Vivimos en una época donde el terrorismo es rampante, y cualquiera de nosotros podría ser blanco de ataques violentos en cualquier momento. De particular preocupación son los de origen biológico o químico, y esto ha sido suficiente para causar una gran cantidad de pánico a través de la población general. Sin embargo, también ha habido ocasiones en las que ha habido un ataque aparente, con víctimas y hospitalizaciones en las que no se encontró nada malo, como si el ataque fuera solo un producto de la imaginación a pesar de todo el caos que ha causado. Tales cuentas son en realidad bastante numerosas, y nos queda tratar de averiguar qué pensar de estos ataques fantasmas. Aquí veremos algunos de estos casos extraños y trataremos de buscar alguna respuesta similar.

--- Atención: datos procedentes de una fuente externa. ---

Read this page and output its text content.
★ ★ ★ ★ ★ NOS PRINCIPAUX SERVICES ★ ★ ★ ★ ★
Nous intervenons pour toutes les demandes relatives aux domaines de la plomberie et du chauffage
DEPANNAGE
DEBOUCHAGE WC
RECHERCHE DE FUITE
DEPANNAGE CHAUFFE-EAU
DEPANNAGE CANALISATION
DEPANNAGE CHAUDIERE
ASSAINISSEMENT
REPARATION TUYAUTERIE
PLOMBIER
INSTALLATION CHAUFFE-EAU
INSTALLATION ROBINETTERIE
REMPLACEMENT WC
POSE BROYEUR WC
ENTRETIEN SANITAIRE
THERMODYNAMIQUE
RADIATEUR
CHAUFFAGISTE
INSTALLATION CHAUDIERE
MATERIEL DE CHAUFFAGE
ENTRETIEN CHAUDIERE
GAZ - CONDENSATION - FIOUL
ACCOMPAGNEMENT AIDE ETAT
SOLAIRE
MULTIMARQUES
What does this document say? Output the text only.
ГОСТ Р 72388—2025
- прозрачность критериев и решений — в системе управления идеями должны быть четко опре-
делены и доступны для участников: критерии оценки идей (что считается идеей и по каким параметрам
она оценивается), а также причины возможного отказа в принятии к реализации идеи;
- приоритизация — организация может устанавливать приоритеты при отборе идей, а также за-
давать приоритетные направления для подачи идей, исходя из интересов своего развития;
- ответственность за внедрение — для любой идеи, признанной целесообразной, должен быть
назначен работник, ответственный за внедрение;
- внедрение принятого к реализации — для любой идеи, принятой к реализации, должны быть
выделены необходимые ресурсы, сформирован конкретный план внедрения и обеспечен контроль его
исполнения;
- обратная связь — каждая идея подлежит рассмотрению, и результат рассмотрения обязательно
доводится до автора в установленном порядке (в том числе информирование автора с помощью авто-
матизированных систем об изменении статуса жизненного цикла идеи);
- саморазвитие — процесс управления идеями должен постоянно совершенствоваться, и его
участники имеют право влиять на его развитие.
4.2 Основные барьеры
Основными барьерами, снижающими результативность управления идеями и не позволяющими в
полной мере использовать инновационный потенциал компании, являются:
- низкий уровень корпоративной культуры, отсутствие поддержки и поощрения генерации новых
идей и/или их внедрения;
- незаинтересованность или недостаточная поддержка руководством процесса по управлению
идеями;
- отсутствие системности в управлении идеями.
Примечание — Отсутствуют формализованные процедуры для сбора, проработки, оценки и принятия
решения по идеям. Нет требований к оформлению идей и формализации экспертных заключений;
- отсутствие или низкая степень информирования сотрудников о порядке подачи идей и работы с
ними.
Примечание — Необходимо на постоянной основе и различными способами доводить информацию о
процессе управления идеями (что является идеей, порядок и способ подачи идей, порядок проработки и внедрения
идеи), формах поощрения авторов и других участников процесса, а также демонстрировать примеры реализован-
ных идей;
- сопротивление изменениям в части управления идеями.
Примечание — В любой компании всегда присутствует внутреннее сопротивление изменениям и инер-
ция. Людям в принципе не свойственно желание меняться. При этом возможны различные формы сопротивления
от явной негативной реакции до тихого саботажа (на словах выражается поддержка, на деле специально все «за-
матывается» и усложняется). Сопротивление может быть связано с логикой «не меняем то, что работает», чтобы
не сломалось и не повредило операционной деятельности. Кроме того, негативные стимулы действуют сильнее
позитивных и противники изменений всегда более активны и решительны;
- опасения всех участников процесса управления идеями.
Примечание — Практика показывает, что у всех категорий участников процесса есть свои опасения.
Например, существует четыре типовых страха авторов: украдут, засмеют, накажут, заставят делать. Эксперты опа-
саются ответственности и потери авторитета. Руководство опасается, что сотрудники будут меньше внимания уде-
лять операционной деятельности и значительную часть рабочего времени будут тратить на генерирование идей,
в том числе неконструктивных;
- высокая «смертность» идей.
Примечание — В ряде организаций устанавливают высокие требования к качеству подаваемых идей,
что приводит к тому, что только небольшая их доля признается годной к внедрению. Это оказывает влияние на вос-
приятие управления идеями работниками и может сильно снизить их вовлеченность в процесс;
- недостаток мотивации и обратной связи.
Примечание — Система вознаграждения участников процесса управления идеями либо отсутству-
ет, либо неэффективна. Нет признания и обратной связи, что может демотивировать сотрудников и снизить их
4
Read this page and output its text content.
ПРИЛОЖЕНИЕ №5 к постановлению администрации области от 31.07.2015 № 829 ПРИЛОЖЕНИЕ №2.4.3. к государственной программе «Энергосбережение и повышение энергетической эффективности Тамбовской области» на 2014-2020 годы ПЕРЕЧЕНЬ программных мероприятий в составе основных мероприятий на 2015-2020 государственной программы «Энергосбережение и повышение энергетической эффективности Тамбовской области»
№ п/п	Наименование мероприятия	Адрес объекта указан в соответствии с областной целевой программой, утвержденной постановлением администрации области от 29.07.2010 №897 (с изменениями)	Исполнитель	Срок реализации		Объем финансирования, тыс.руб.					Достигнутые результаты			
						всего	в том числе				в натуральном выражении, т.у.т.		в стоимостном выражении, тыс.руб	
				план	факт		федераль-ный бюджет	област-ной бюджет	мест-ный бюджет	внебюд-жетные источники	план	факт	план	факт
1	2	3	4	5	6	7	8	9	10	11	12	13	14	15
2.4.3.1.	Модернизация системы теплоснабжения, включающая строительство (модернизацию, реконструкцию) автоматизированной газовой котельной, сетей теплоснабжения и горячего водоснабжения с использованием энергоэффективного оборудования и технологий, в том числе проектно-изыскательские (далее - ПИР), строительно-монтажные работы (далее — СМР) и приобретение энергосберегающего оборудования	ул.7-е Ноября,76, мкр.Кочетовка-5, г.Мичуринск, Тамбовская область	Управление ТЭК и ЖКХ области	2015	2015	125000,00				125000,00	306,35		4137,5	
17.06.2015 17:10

Un incidente muy extraño se desarrolló en mayo de 2004 en el centro de Vancouver, Canadá. El autobús 98 de la ciudad estaba haciendo sus rondas en un día normal cuando hizo una parada y uno de los pasajeros que desembarcó preguntó casualmente al conductor del autobús cómo estaba. Cuando el conductor respondió que su día iba bien, se escuchó al misterioso pasajero decir siniestramente "No será por mucho tiempo". Es algo extraño decirlo, y a pesar de este siniestro comentario, el autobús continuó su camino. , hasta que el conductor experimentó náuseas extremas varias paradas más tarde y comenzó a vomitar sin control. Poco después de esto, otros pasajeros también comenzaron a sentirse enfermos, hasta que todo el autobús experimentó síntomas similares y se llamó a los paramédicos. Al llegar al autobús, dos paramédicos también se volvieron inexplicablemente nauseabundos, y pronto se pensó que estaba ocurriendo un ataque bioterrorista.

A raíz de esta crisis, muchos pasajeros, así como periodistas que habían llegado al lugar, fueron puestos en cuarentena, y los investigadores en trajes de riesgo biológico fueron traídos para examinar el autobús. Sin embargo, no encontraron nada, ni una sola señal de ningún agente químico o biológico peligroso, y el director médico de Vancouver, John Blatherwick, dijo: "Todo lo que encontraron fue una bellota debajo del asiento. Lo probaron y no encontraron nada ”. Sin embargo, la policía todavía tenía la impresión de que se estaba desplegando un arma terrorista sofisticada, pero a pesar de sus síntomas, todas las personas enfermas que fueron examinadas en el hospital tampoco tenían nada físicamente. mal con ellos en absoluto. No había nada para seguir. Era completamente desconcertante que tantas personas pudieran experimentar síntomas tan severos, sin embargo, no se encontró nada que lo causara todo. ¿Estaba todo en sus cabezas? Si es así, ¿quién era ese misterioso pasajero que había dado ese presagio de lo que vendrá? No tenía ningún sentido. No se encontraron signos de ninguna sustancia peligrosa y nunca se encontró ningún sospechoso, y la policía de Vancouver finalmente cerró el archivo con un gran signo de interrogación y el caso del "Autobús Tóxico" sigue siendo un misterio.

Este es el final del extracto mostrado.